Five months after I had said good-bye to my good friend Amos, I received a sullen phone call from Mario (the mother of one of my co-founders and the backbone of AEP). She asked me to sit down and proceeded to inform me that Amos had passed away. She told me that Amos was infected with HIV/AIDS, which he had kept private from us while we were visiting. Before his death Amos wrote a letter to the four of us (Julie-Anne, Hillary, Mario, and I) at AEP. One part of the letter read: “My greatest aspiration is that some boys and girls will reward “our efforts” by embracing the culture of reading and seek knowledge for them to become better successful citizens in the society.” Everyday AEP takes steps with the hope of making Amos’s dream a reality.
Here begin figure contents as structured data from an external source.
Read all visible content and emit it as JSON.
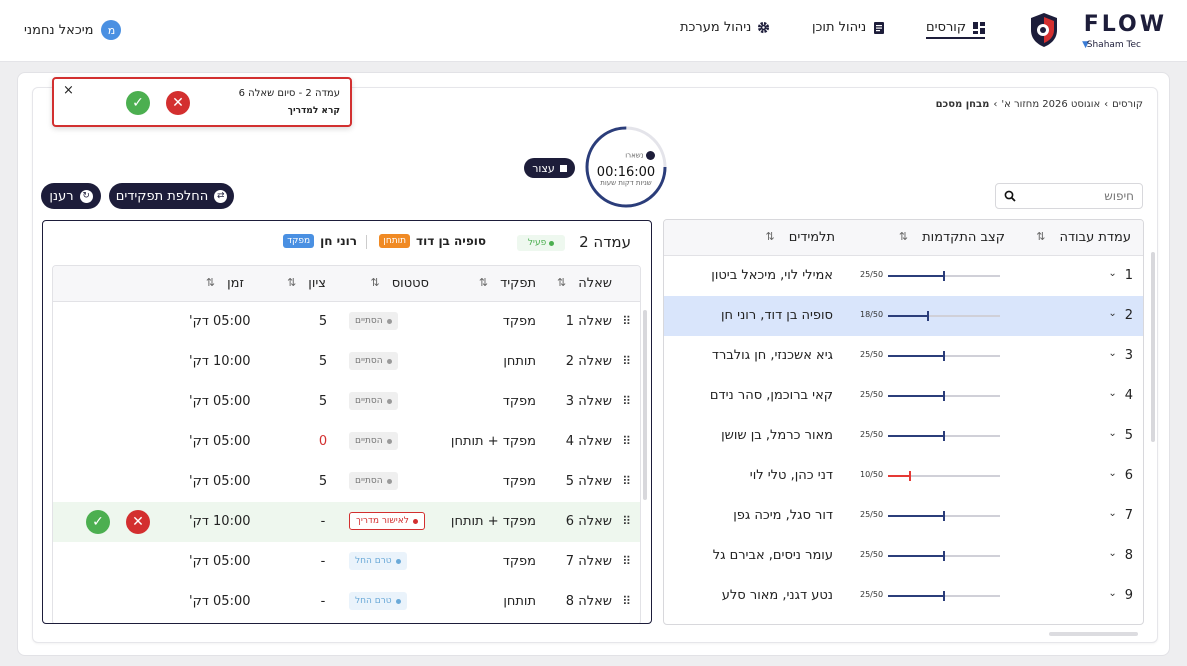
{
  "header": {
    "logo_text": "FLOW",
    "logo_sub": "Shaham Tec",
    "nav": [
      {
        "label": "קורסים"
      },
      {
        "label": "ניהול תוכן"
      },
      {
        "label": "ניהול מערכת"
      }
    ],
    "user_name": "מיכאל נחמני",
    "user_initial": "מ"
  },
  "breadcrumb": {
    "items": [
      "קורסים",
      "אוגוסט 2026 מחזור א'"
    ],
    "current": "מבחן מסכם",
    "separator": "›"
  },
  "alert": {
    "title": "עמדה 2 - סיום שאלה 6",
    "message": "קרא למדריך",
    "close": "×"
  },
  "timer": {
    "label_top": "נשארו",
    "time": "00:16:00",
    "units": "שניות  דקות  שעות",
    "stop_label": "עצור",
    "progress": 0.75
  },
  "actions": {
    "swap_roles": "החלפת תפקידים",
    "refresh": "רענן"
  },
  "search": {
    "placeholder": "חיפוש"
  },
  "stations_table": {
    "headers": {
      "station": "עמדת עבודה",
      "progress": "קצב התקדמות",
      "students": "תלמידים"
    },
    "rows": [
      {
        "num": "1",
        "progress": "25/50",
        "students": "אמילי לוי, מיכאל ביטון",
        "ratio": 0.5,
        "color": "#2b3d7a"
      },
      {
        "num": "2",
        "progress": "18/50",
        "students": "סופיה בן דוד, רוני חן",
        "ratio": 0.36,
        "color": "#2b3d7a",
        "selected": true
      },
      {
        "num": "3",
        "progress": "25/50",
        "students": "גיא אשכנזי, חן גולברד",
        "ratio": 0.5,
        "color": "#2b3d7a"
      },
      {
        "num": "4",
        "progress": "25/50",
        "students": "קאי ברוכמן, סהר נידם",
        "ratio": 0.5,
        "color": "#2b3d7a"
      },
      {
        "num": "5",
        "progress": "25/50",
        "students": "מאור כרמל, בן שושן",
        "ratio": 0.5,
        "color": "#2b3d7a"
      },
      {
        "num": "6",
        "progress": "10/50",
        "students": "דני כהן, טלי לוי",
        "ratio": 0.2,
        "color": "#e53935"
      },
      {
        "num": "7",
        "progress": "25/50",
        "students": "דור סגל, מיכה גפן",
        "ratio": 0.5,
        "color": "#2b3d7a"
      },
      {
        "num": "8",
        "progress": "25/50",
        "students": "עומר ניסים, אבירם גל",
        "ratio": 0.5,
        "color": "#2b3d7a"
      },
      {
        "num": "9",
        "progress": "25/50",
        "students": "נטע דגני, מאור סלע",
        "ratio": 0.5,
        "color": "#2b3d7a"
      }
    ]
  },
  "station_detail": {
    "title": "עמדה 2",
    "status": "פעיל",
    "members": [
      {
        "name": "סופיה בן דוד",
        "role": "תותחן",
        "color": "#f08a24"
      },
      {
        "name": "רוני חן",
        "role": "מפקד",
        "color": "#4a90e2"
      }
    ],
    "headers": {
      "question": "שאלה",
      "role": "תפקיד",
      "status": "סטטוס",
      "grade": "ציון",
      "time": "זמן"
    },
    "rows": [
      {
        "q": "שאלה 1",
        "role": "מפקד",
        "status": "הסתיים",
        "status_type": "done",
        "grade": "5",
        "time": "05:00 דק'"
      },
      {
        "q": "שאלה 2",
        "role": "תותחן",
        "status": "הסתיים",
        "status_type": "done",
        "grade": "5",
        "time": "10:00 דק'"
      },
      {
        "q": "שאלה 3",
        "role": "מפקד",
        "status": "הסתיים",
        "status_type": "done",
        "grade": "5",
        "time": "05:00 דק'"
      },
      {
        "q": "שאלה 4",
        "role": "מפקד + תותחן",
        "status": "הסתיים",
        "status_type": "done",
        "grade": "0",
        "time": "05:00 דק'"
      },
      {
        "q": "שאלה 5",
        "role": "מפקד",
        "status": "הסתיים",
        "status_type": "done",
        "grade": "5",
        "time": "05:00 דק'"
      },
      {
        "q": "שאלה 6",
        "role": "מפקד + תותחן",
        "status": "לאישור מדריך",
        "status_type": "pending",
        "grade": "-",
        "time": "10:00 דק'"
      },
      {
        "q": "שאלה 7",
        "role": "מפקד",
        "status": "טרם החל",
        "status_type": "notstart",
        "grade": "-",
        "time": "05:00 דק'"
      },
      {
        "q": "שאלה 8",
        "role": "תותחן",
        "status": "טרם החל",
        "status_type": "notstart",
        "grade": "-",
        "time": "05:00 דק'"
      }
    ]
  }
}
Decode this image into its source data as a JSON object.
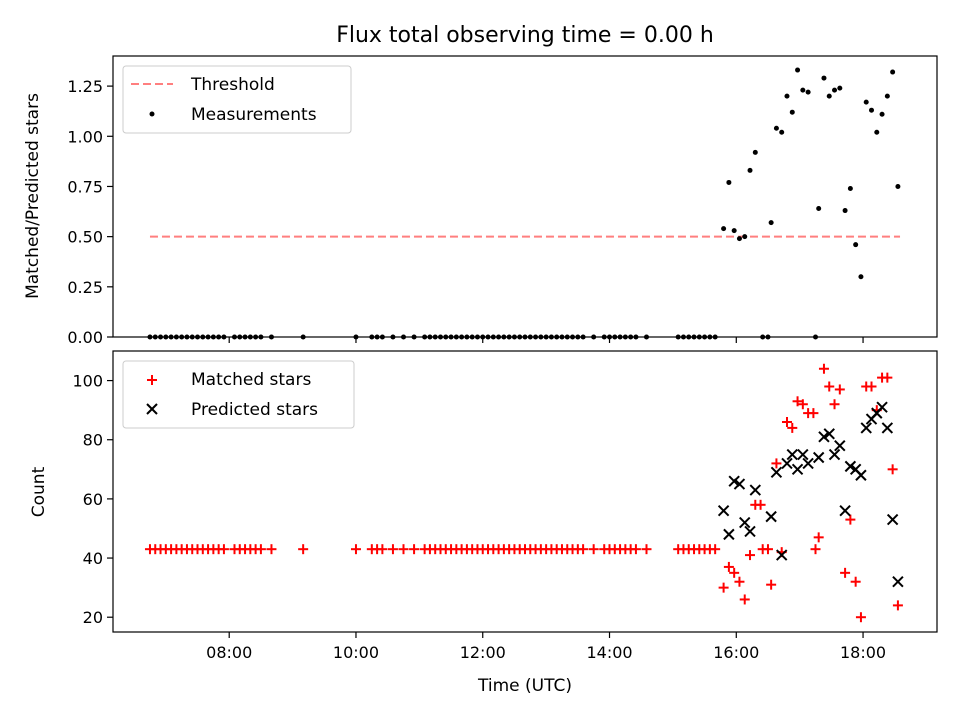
{
  "chart_data": [
    {
      "type": "scatter",
      "title": "Flux total observing time = 0.00 h",
      "ylabel": "Matched/Predicted stars",
      "xlabel": "",
      "xlim": [
        "06:10",
        "19:10"
      ],
      "ylim": [
        0,
        1.4
      ],
      "yticks": [
        "0.00",
        "0.25",
        "0.50",
        "0.75",
        "1.00",
        "1.25"
      ],
      "legend_position": "upper-left",
      "threshold": {
        "name": "Threshold",
        "value": 0.5,
        "x_range": [
          "06:45",
          "18:35"
        ],
        "color": "#ff7f7f",
        "style": "dashed"
      },
      "series": [
        {
          "name": "Measurements",
          "color": "#000000",
          "marker": "dot",
          "points": [
            [
              "06:45",
              0
            ],
            [
              "06:50",
              0
            ],
            [
              "06:55",
              0
            ],
            [
              "07:00",
              0
            ],
            [
              "07:05",
              0
            ],
            [
              "07:10",
              0
            ],
            [
              "07:15",
              0
            ],
            [
              "07:20",
              0
            ],
            [
              "07:25",
              0
            ],
            [
              "07:30",
              0
            ],
            [
              "07:35",
              0
            ],
            [
              "07:40",
              0
            ],
            [
              "07:45",
              0
            ],
            [
              "07:50",
              0
            ],
            [
              "07:55",
              0
            ],
            [
              "08:05",
              0
            ],
            [
              "08:10",
              0
            ],
            [
              "08:15",
              0
            ],
            [
              "08:20",
              0
            ],
            [
              "08:25",
              0
            ],
            [
              "08:30",
              0
            ],
            [
              "08:40",
              0
            ],
            [
              "09:10",
              0
            ],
            [
              "10:00",
              0
            ],
            [
              "10:15",
              0
            ],
            [
              "10:20",
              0
            ],
            [
              "10:25",
              0
            ],
            [
              "10:35",
              0
            ],
            [
              "10:45",
              0
            ],
            [
              "10:55",
              0
            ],
            [
              "11:05",
              0
            ],
            [
              "11:10",
              0
            ],
            [
              "11:15",
              0
            ],
            [
              "11:20",
              0
            ],
            [
              "11:25",
              0
            ],
            [
              "11:30",
              0
            ],
            [
              "11:35",
              0
            ],
            [
              "11:40",
              0
            ],
            [
              "11:45",
              0
            ],
            [
              "11:50",
              0
            ],
            [
              "11:55",
              0
            ],
            [
              "12:00",
              0
            ],
            [
              "12:05",
              0
            ],
            [
              "12:10",
              0
            ],
            [
              "12:15",
              0
            ],
            [
              "12:20",
              0
            ],
            [
              "12:25",
              0
            ],
            [
              "12:30",
              0
            ],
            [
              "12:35",
              0
            ],
            [
              "12:40",
              0
            ],
            [
              "12:45",
              0
            ],
            [
              "12:50",
              0
            ],
            [
              "12:55",
              0
            ],
            [
              "13:00",
              0
            ],
            [
              "13:05",
              0
            ],
            [
              "13:10",
              0
            ],
            [
              "13:15",
              0
            ],
            [
              "13:20",
              0
            ],
            [
              "13:25",
              0
            ],
            [
              "13:30",
              0
            ],
            [
              "13:35",
              0
            ],
            [
              "13:45",
              0
            ],
            [
              "13:55",
              0
            ],
            [
              "14:00",
              0
            ],
            [
              "14:05",
              0
            ],
            [
              "14:10",
              0
            ],
            [
              "14:15",
              0
            ],
            [
              "14:20",
              0
            ],
            [
              "14:25",
              0
            ],
            [
              "14:35",
              0
            ],
            [
              "15:05",
              0
            ],
            [
              "15:10",
              0
            ],
            [
              "15:15",
              0
            ],
            [
              "15:20",
              0
            ],
            [
              "15:25",
              0
            ],
            [
              "15:30",
              0
            ],
            [
              "15:35",
              0
            ],
            [
              "15:40",
              0
            ],
            [
              "16:25",
              0
            ],
            [
              "16:30",
              0
            ],
            [
              "17:15",
              0
            ],
            [
              "15:48",
              0.54
            ],
            [
              "15:53",
              0.77
            ],
            [
              "15:58",
              0.53
            ],
            [
              "16:03",
              0.49
            ],
            [
              "16:08",
              0.5
            ],
            [
              "16:13",
              0.83
            ],
            [
              "16:18",
              0.92
            ],
            [
              "16:33",
              0.57
            ],
            [
              "16:38",
              1.04
            ],
            [
              "16:43",
              1.02
            ],
            [
              "16:48",
              1.2
            ],
            [
              "16:53",
              1.12
            ],
            [
              "16:58",
              1.33
            ],
            [
              "17:03",
              1.23
            ],
            [
              "17:08",
              1.22
            ],
            [
              "17:18",
              0.64
            ],
            [
              "17:23",
              1.29
            ],
            [
              "17:28",
              1.2
            ],
            [
              "17:33",
              1.23
            ],
            [
              "17:38",
              1.24
            ],
            [
              "17:43",
              0.63
            ],
            [
              "17:48",
              0.74
            ],
            [
              "17:53",
              0.46
            ],
            [
              "17:58",
              0.3
            ],
            [
              "18:03",
              1.17
            ],
            [
              "18:08",
              1.13
            ],
            [
              "18:13",
              1.02
            ],
            [
              "18:18",
              1.11
            ],
            [
              "18:23",
              1.2
            ],
            [
              "18:28",
              1.32
            ],
            [
              "18:33",
              0.75
            ]
          ]
        }
      ]
    },
    {
      "type": "scatter",
      "title": "",
      "ylabel": "Count",
      "xlabel": "Time (UTC)",
      "xlim": [
        "06:10",
        "19:10"
      ],
      "ylim": [
        15,
        110
      ],
      "yticks": [
        "20",
        "40",
        "60",
        "80",
        "100"
      ],
      "xticks": [
        "08:00",
        "10:00",
        "12:00",
        "14:00",
        "16:00",
        "18:00"
      ],
      "legend_position": "upper-left",
      "series": [
        {
          "name": "Matched stars",
          "color": "#ff0000",
          "marker": "plus",
          "points": [
            [
              "06:45",
              43
            ],
            [
              "06:50",
              43
            ],
            [
              "06:55",
              43
            ],
            [
              "07:00",
              43
            ],
            [
              "07:05",
              43
            ],
            [
              "07:10",
              43
            ],
            [
              "07:15",
              43
            ],
            [
              "07:20",
              43
            ],
            [
              "07:25",
              43
            ],
            [
              "07:30",
              43
            ],
            [
              "07:35",
              43
            ],
            [
              "07:40",
              43
            ],
            [
              "07:45",
              43
            ],
            [
              "07:50",
              43
            ],
            [
              "07:55",
              43
            ],
            [
              "08:05",
              43
            ],
            [
              "08:10",
              43
            ],
            [
              "08:15",
              43
            ],
            [
              "08:20",
              43
            ],
            [
              "08:25",
              43
            ],
            [
              "08:30",
              43
            ],
            [
              "08:40",
              43
            ],
            [
              "09:10",
              43
            ],
            [
              "10:00",
              43
            ],
            [
              "10:15",
              43
            ],
            [
              "10:20",
              43
            ],
            [
              "10:25",
              43
            ],
            [
              "10:35",
              43
            ],
            [
              "10:45",
              43
            ],
            [
              "10:55",
              43
            ],
            [
              "11:05",
              43
            ],
            [
              "11:10",
              43
            ],
            [
              "11:15",
              43
            ],
            [
              "11:20",
              43
            ],
            [
              "11:25",
              43
            ],
            [
              "11:30",
              43
            ],
            [
              "11:35",
              43
            ],
            [
              "11:40",
              43
            ],
            [
              "11:45",
              43
            ],
            [
              "11:50",
              43
            ],
            [
              "11:55",
              43
            ],
            [
              "12:00",
              43
            ],
            [
              "12:05",
              43
            ],
            [
              "12:10",
              43
            ],
            [
              "12:15",
              43
            ],
            [
              "12:20",
              43
            ],
            [
              "12:25",
              43
            ],
            [
              "12:30",
              43
            ],
            [
              "12:35",
              43
            ],
            [
              "12:40",
              43
            ],
            [
              "12:45",
              43
            ],
            [
              "12:50",
              43
            ],
            [
              "12:55",
              43
            ],
            [
              "13:00",
              43
            ],
            [
              "13:05",
              43
            ],
            [
              "13:10",
              43
            ],
            [
              "13:15",
              43
            ],
            [
              "13:20",
              43
            ],
            [
              "13:25",
              43
            ],
            [
              "13:30",
              43
            ],
            [
              "13:35",
              43
            ],
            [
              "13:45",
              43
            ],
            [
              "13:55",
              43
            ],
            [
              "14:00",
              43
            ],
            [
              "14:05",
              43
            ],
            [
              "14:10",
              43
            ],
            [
              "14:15",
              43
            ],
            [
              "14:20",
              43
            ],
            [
              "14:25",
              43
            ],
            [
              "14:35",
              43
            ],
            [
              "15:05",
              43
            ],
            [
              "15:10",
              43
            ],
            [
              "15:15",
              43
            ],
            [
              "15:20",
              43
            ],
            [
              "15:25",
              43
            ],
            [
              "15:30",
              43
            ],
            [
              "15:35",
              43
            ],
            [
              "15:40",
              43
            ],
            [
              "16:25",
              43
            ],
            [
              "16:30",
              43
            ],
            [
              "17:15",
              43
            ],
            [
              "15:48",
              30
            ],
            [
              "15:53",
              37
            ],
            [
              "15:58",
              35
            ],
            [
              "16:03",
              32
            ],
            [
              "16:08",
              26
            ],
            [
              "16:13",
              41
            ],
            [
              "16:18",
              58
            ],
            [
              "16:23",
              58
            ],
            [
              "16:33",
              31
            ],
            [
              "16:38",
              72
            ],
            [
              "16:43",
              42
            ],
            [
              "16:48",
              86
            ],
            [
              "16:53",
              84
            ],
            [
              "16:58",
              93
            ],
            [
              "17:03",
              92
            ],
            [
              "17:08",
              89
            ],
            [
              "17:13",
              89
            ],
            [
              "17:18",
              47
            ],
            [
              "17:23",
              104
            ],
            [
              "17:28",
              98
            ],
            [
              "17:33",
              92
            ],
            [
              "17:38",
              97
            ],
            [
              "17:43",
              35
            ],
            [
              "17:48",
              53
            ],
            [
              "17:53",
              32
            ],
            [
              "17:58",
              20
            ],
            [
              "18:03",
              98
            ],
            [
              "18:08",
              98
            ],
            [
              "18:13",
              90
            ],
            [
              "18:18",
              101
            ],
            [
              "18:23",
              101
            ],
            [
              "18:28",
              70
            ],
            [
              "18:33",
              24
            ]
          ]
        },
        {
          "name": "Predicted stars",
          "color": "#000000",
          "marker": "x",
          "points": [
            [
              "15:48",
              56
            ],
            [
              "15:53",
              48
            ],
            [
              "15:58",
              66
            ],
            [
              "16:03",
              65
            ],
            [
              "16:08",
              52
            ],
            [
              "16:13",
              49
            ],
            [
              "16:18",
              63
            ],
            [
              "16:33",
              54
            ],
            [
              "16:38",
              69
            ],
            [
              "16:43",
              41
            ],
            [
              "16:48",
              72
            ],
            [
              "16:53",
              75
            ],
            [
              "16:58",
              70
            ],
            [
              "17:03",
              75
            ],
            [
              "17:08",
              72
            ],
            [
              "17:18",
              74
            ],
            [
              "17:23",
              81
            ],
            [
              "17:28",
              82
            ],
            [
              "17:33",
              75
            ],
            [
              "17:38",
              78
            ],
            [
              "17:43",
              56
            ],
            [
              "17:48",
              71
            ],
            [
              "17:53",
              70
            ],
            [
              "17:58",
              68
            ],
            [
              "18:03",
              84
            ],
            [
              "18:08",
              87
            ],
            [
              "18:13",
              89
            ],
            [
              "18:18",
              91
            ],
            [
              "18:23",
              84
            ],
            [
              "18:28",
              53
            ],
            [
              "18:33",
              32
            ]
          ]
        }
      ]
    }
  ]
}
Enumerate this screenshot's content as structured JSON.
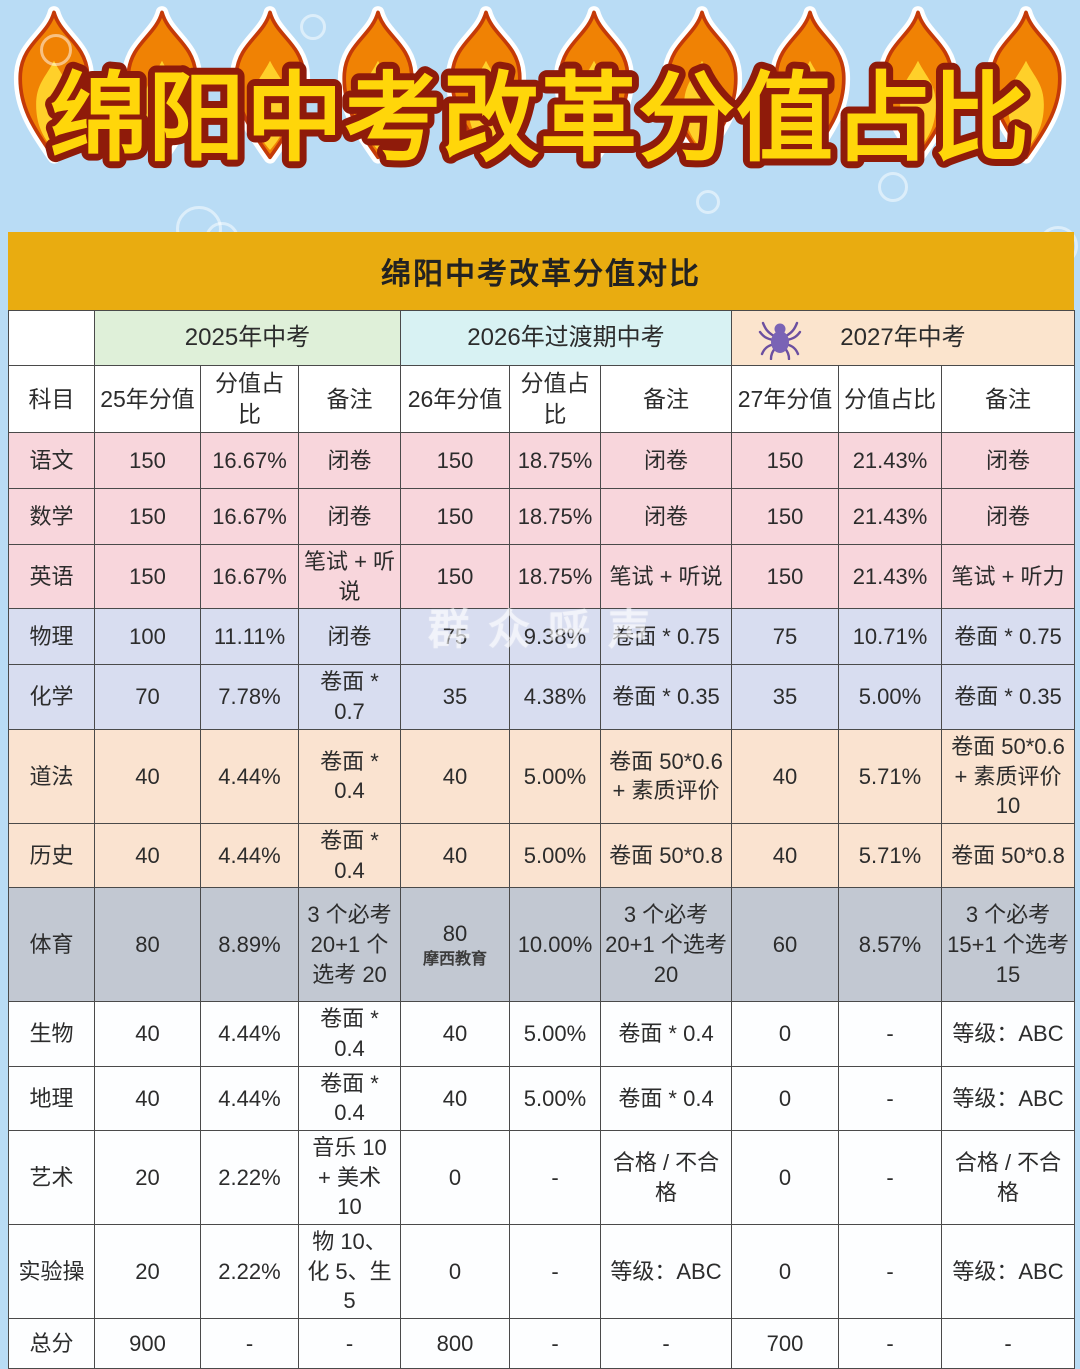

After our first visit to Zambia it became clear that our mission was bigger than just providing books and computers. In 2006 the Amos Youth Center opened its doors to the students of Kafue. To date the Amos Youth Center (AYC) houses a full library and computer lab. It holds its own drama club run by students, who perform skits that illustrate the false stigma that is attached to HIV/AIDS. AYC has also established a scholarship program for HIV/AIDS orphans, whereby members of the Radnor, PA community can sponsor a student by sending them to school. Furthermore, in 2008, AEP established the breakfast club, feeding over 70 students one meal a day. Oh, and my personal favorite, the AYC soccer team, which competes against other teams in the nearby area. AEP is about to take on the task of building a new youth center, which will also house dormitories for some of our scholarship students. Our efforts are never-ending because I cannot get enough of the smiles that AEP/AYC brings to the faces of the Kafue children, my friends that I have come to care so much about.